Scottish horticulturist

William Anderson (1766–1846), was a Scottish horticulturist.

Anderson was born in Easter Warrington, Edinburgh in Scotland, his father having been, just previous to the rising of 1745, forester and gardener to a Jacobite laird in the western highlands, who had some share in favouring the escape of Charles Edward Stuart. About 1790 he entered upon gardening work in some nurseries near Edinburgh, and subsequently made his way to London, where he became gardener to James Vere, of Kensington Gore, a wealthy silk merchant who had a large collection of plants.

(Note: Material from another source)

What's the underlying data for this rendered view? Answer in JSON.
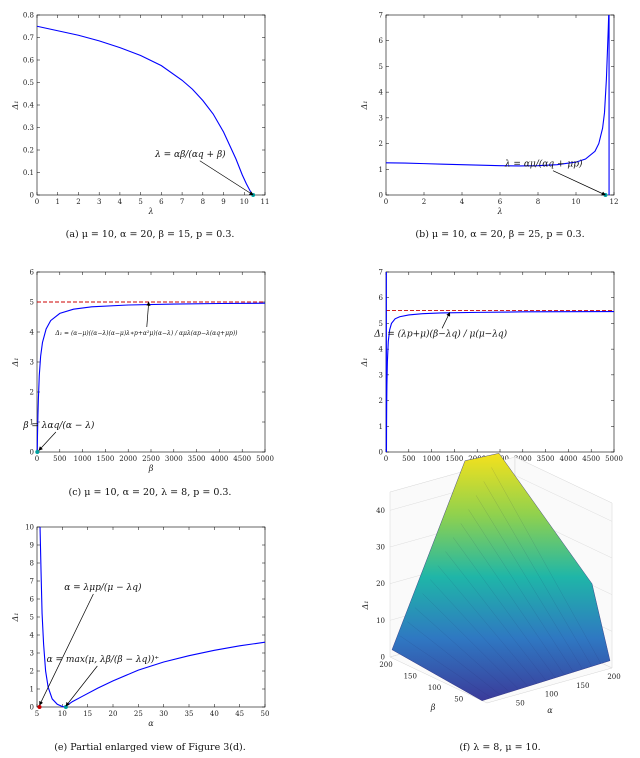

In 1814 he was appointed by the Society of Apothecaries gardener—a title changed during his occupancy of the office to curator—of their botanic garden at Chelsea, a post which he filled until his death. He at once set to work to raise the garden from the state of neglect into which it had fallen, and his efforts were attended with great success. He was said to be tall and burly, somewhat rough in manners and appearance, but warm-hearted and charitable. He was elected an associate of the Linnean Society in 1798, and became a fellow in 1815; he contributed various papers on horticultural subjects to the Gardener's Magazine and Horticultural Society's Transactions. He died at Chelsea, 6 October 1846, and is buried in the churchyard of the old church.